Cloned pups are link to woman

A woman who made news around the world when she had five pups cloned from her beloved pit bull Booger looked familiar to some who saw her picture: She's the same woman who 31 years earlier was accused of abducting a Mormon missionary in England, handcuffing him to a bed and making him her sex slave.

Bernann McKinney acknowledged in a telephone call to The Associated Press on Saturday that she is indeed Joyce McKinney, who in 1977 became a British tabloid sensation when she faced charges of unlawful imprisonment in the missionary case. She jumped bail and was never brought to justice.

British tabloids first recognized her face in news photographs last week with the pit bull pups she paid South Korean scientists $53,000 to clone.

McKinney, who initially denied a connection between the two women, acknowledged that she was one and the same after an AP story noted the striking similarities in arrest records and court documents for the names Bernann McKinney and Joyce McKinney. They had the same birth date and Social Security numbers and the same hometown of Newland, N.C.; and Joyce McKinney's middle name is Bernann.

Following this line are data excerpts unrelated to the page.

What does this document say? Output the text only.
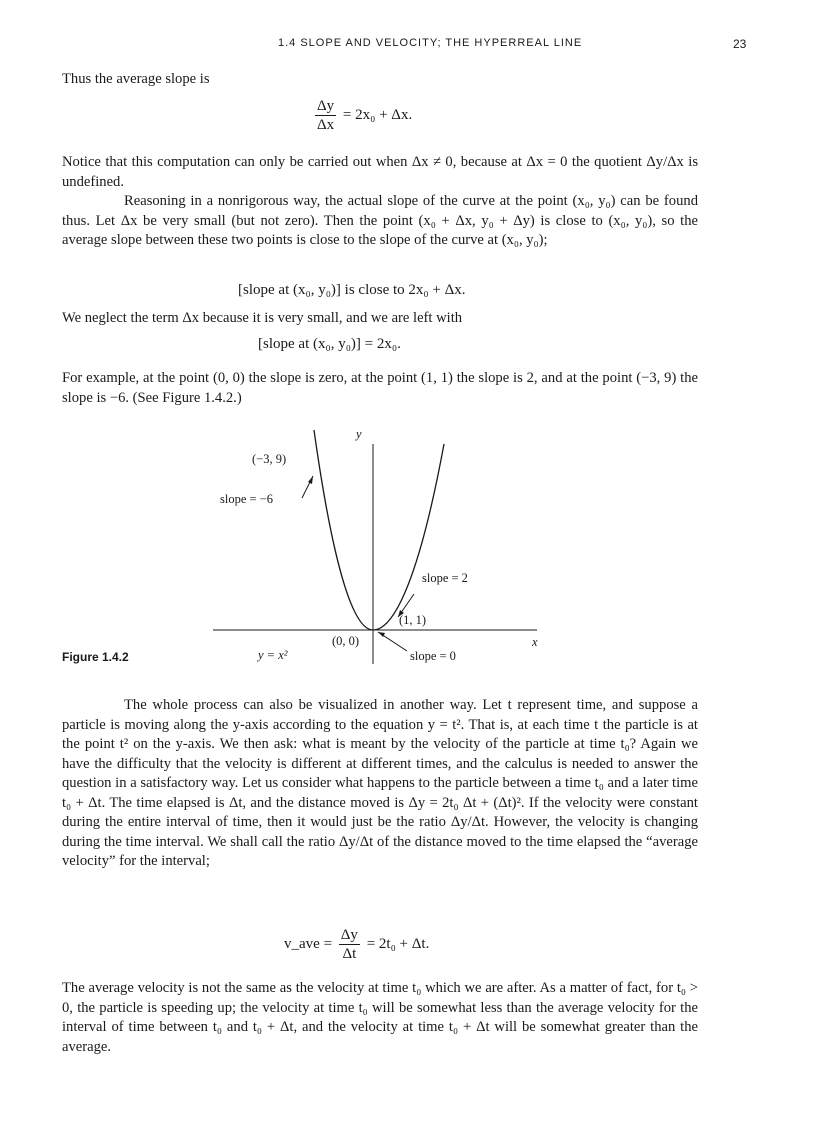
1.4 SLOPE AND VELOCITY; THE HYPERREAL LINE	23

Thus the average slope is

$\frac{\Delta y}{\Delta x} = 2x_0 + \Delta x$.

Notice that this computation can only be carried out when Δx ≠ 0, because at Δx = 0 the quotient Δy/Δx is undefined.

Reasoning in a nonrigorous way, the actual slope of the curve at the point (x₀, y₀) can be found thus. Let Δx be very small (but not zero). Then the point (x₀ + Δx, y₀ + Δy) is close to (x₀, y₀), so the average slope between these two points is close to the slope of the curve at (x₀, y₀);

[slope at (x₀, y₀)] is close to 2x₀ + Δx.

We neglect the term Δx because it is very small, and we are left with

[slope at (x₀, y₀)] = 2x₀.

For example, at the point (0, 0) the slope is zero, at the point (1, 1) the slope is 2, and at the point (−3, 9) the slope is −6. (See Figure 1.4.2.)

y
x
(−3, 9)
slope = −6
slope = 2
(1, 1)
(0, 0)
slope = 0
y = x²
Figure 1.4.2

The whole process can also be visualized in another way. Let t represent time, and suppose a particle is moving along the y-axis according to the equation y = t². That is, at each time t the particle is at the point t² on the y-axis. We then ask: what is meant by the velocity of the particle at time t₀? Again we have the difficulty that the velocity is different at different times, and the calculus is needed to answer the question in a satisfactory way. Let us consider what happens to the particle between a time t₀ and a later time t₀ + Δt. The time elapsed is Δt, and the distance moved is Δy = 2t₀ Δt + (Δt)². If the velocity were constant during the entire interval of time, then it would just be the ratio Δy/Δt. However, the velocity is changing during the time interval. We shall call the ratio Δy/Δt of the distance moved to the time elapsed the “average velocity” for the interval;

v_ave = $\frac{\Delta y}{\Delta t} = 2t_0 + \Delta t$.

The average velocity is not the same as the velocity at time t₀ which we are after. As a matter of fact, for t₀ > 0, the particle is speeding up; the velocity at time t₀ will be somewhat less than the average velocity for the interval of time between t₀ and t₀ + Δt, and the velocity at time t₀ + Δt will be somewhat greater than the average.
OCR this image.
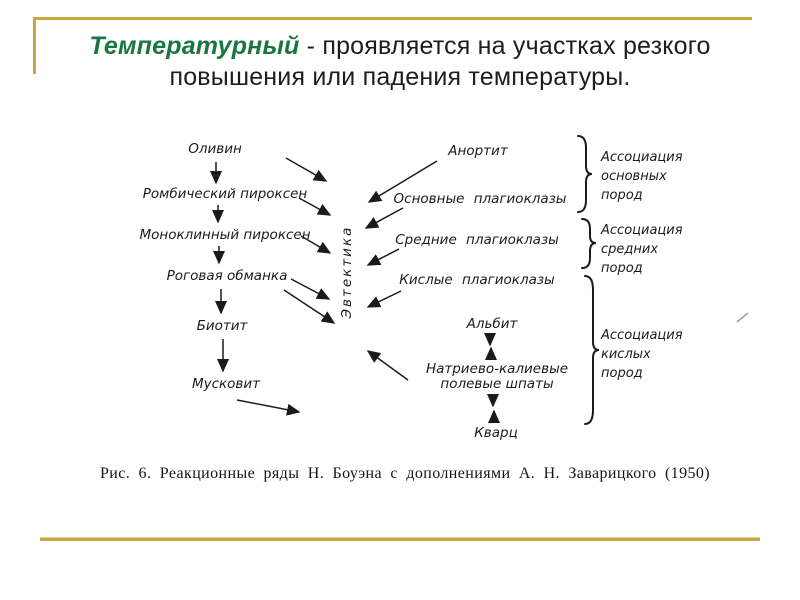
Температурный - проявляется на участках резкого
повышения или падения температуры.
Оливин
Ромбический пироксен
Моноклинный пироксен
Роговая обманка
Биотит
Мусковит
Эвтектика
Анортит
Основные плагиоклазы
Средние плагиоклазы
Кислые плагиоклазы
Альбит
Натриево-калиевые
полевые шпаты
Кварц
Ассоциация
основных
пород
Ассоциация
средних
пород
Ассоциация
кислых
пород
Рис. 6. Реакционные ряды Н. Боуэна с дополнениями А. Н. Заварицкого (1950)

The story of Joyce McKinney is the stuff of pulp fiction: an N.C. -born beauty queen who moved west, won the title Miss Wyoming USA and went on to college at Brigham Young University, where she became obsessed with a Mormon fellow student.

She and a male accomplice were accused of abducting the 21-year-old missionary in England, taking him to a cottage in Devon and chaining him to a bed.

There, investigators say, he was repeatedly forced to have sex with McKinney before he was able to escape.

But she denied a sexual assault, saying the young man was a willing partner.

In her call to the AP on Saturday, McKinney repeated the same argument: There's no way she could have overpowered the young Mormon because he was much bigger and stronger.

London police said they won't seek McKinney's extradition.